Pregnancy and parity impair the connective tissue that is supporting the urethra, resulting in stress urinary incontinence (SUI). Mid-urethral slings (MUS) are used to support the urethra in an estimated 750,000 patients/year. Polypropylene slings (PS) are effective; however, patients with atrophied vagina, those requiring revision of failed PS or those who are affected by the negative publicity around transvaginal meshes opt for autografts. Donor site morbidity, pain, prolonged hospital stay and hernia risk at harvest site, render autografts less than ideal. Currently, there are limited clinically reliable alternatives to MUS autografts when PS slings are contraindicated. We developed the only known functionally load-bearing woven collagen mesh (CollaMesh) via a biofabrication process called electrocompaction. The open connected-pore network of CollaMesh enables cell seeding and facilitates rapid tissue integration in vivo. Only when crosslinked with genipin, CollaMesh promotes de novo collagen deposition in vivo in amounts comparable to that attained by PS. The stiffness of healing genipin mesh matches that of vaginal tissue. Favorable outcome from genipin crosslinked collagen mesh is accompanied by elevation of pro-regenerative M2-macrophages; however, only after 5 months. The hypothesis of the proposed project is delivery of autologous-blood derived M2 macrophages via genipin crosslinked collagen meshes will result in faster regeneration, e.g. earlier deposition of collagen, earlier inception of neovascularization and earlier attainment of mechanical robustness than the collagen meshes which are implanted without M2 macrophages. Furthermore, the indicated performance metrics will match those of PS as the clinical control group. To the best of our knowledge, this is the first time an immunoregenerative approach is used to address SUI via readily obtainable blood-derived autologous macrophages.

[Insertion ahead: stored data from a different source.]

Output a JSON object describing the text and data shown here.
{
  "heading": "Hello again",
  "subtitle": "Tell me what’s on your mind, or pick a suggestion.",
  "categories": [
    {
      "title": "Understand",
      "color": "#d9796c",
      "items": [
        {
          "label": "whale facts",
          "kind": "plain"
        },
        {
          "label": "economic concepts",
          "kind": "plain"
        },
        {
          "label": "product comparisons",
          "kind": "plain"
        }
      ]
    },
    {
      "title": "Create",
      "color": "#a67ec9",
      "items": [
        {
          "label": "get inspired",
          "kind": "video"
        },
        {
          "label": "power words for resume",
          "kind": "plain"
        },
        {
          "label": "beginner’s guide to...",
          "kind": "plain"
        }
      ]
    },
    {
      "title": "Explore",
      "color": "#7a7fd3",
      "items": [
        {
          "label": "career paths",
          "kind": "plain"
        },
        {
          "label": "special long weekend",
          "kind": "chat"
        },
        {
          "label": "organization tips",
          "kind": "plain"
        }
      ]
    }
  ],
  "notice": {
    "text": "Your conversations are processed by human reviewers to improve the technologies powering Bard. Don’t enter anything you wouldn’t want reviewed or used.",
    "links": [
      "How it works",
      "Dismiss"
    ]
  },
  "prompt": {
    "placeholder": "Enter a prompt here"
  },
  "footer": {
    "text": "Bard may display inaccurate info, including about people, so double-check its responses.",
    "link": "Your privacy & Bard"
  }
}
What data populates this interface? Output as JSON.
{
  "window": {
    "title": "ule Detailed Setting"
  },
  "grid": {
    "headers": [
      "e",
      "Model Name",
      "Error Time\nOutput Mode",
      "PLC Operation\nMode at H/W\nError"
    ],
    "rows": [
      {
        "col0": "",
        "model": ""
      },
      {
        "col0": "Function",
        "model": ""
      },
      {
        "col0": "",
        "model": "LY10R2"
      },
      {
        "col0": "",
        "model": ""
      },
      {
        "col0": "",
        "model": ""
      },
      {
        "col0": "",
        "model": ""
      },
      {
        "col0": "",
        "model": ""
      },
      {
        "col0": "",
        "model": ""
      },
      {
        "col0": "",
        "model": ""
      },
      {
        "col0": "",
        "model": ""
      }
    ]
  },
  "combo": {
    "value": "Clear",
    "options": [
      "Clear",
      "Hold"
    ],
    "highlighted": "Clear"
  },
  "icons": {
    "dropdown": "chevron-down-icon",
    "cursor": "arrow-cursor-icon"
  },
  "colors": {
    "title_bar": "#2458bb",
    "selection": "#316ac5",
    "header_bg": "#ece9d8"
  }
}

Aim 1 will enhance the immunoregenerative capacity of M2 macrophages by modulating genipin crosslinking dose and via IL-4 delivery in vitro (Sub Aim 1.1); and, determine an effective cell seeding density that will enhance connective tissue formation and neovascularization in vivo (Sub Aim 1.2).
Aim 2 will evaluate the effects of M2 macrophage delivery on in vivo functional outcome on stress urinary incontinence treatment. Rats rendered chronically incontinent will be treated with M2 macrophage seeded CollaMesh and appropriate controls (PS, incontinent). Leak point pressure, urethral contractility, tissue stiffness, quantitative immuno/histological assessment of de novo tissue formation and cells types will be investigated in sling and urethral domains. An exploratory aim will establish a proof of concept study in ewes to demonstrate the feasibility of macrophage delivery in human sized knitted CollaMesh sling to bridge this R21 to R01 studies. The clinical need for improved slings in repairing urinary incontinence is real; thus, the potential of the proposed approach for future impact is high. CollaMesh may emerge as a translational candidate in treating patients who are contraindicated to PS. The concept may find place in other applications such as hernia repair and wound healing.
The soft tissue around the tube that discharges the urine from the bladder is damaged during childbirth, resulting in urinary leakage. In some patients, strips of tissue is harvested from their abdomens and implanted under the urinary tube to provide support. This project will develop a mesh made from natural collagen fibers supplemented with blood-derived cells to make a permanent support structure as an alternative to abdomen harvested tissue.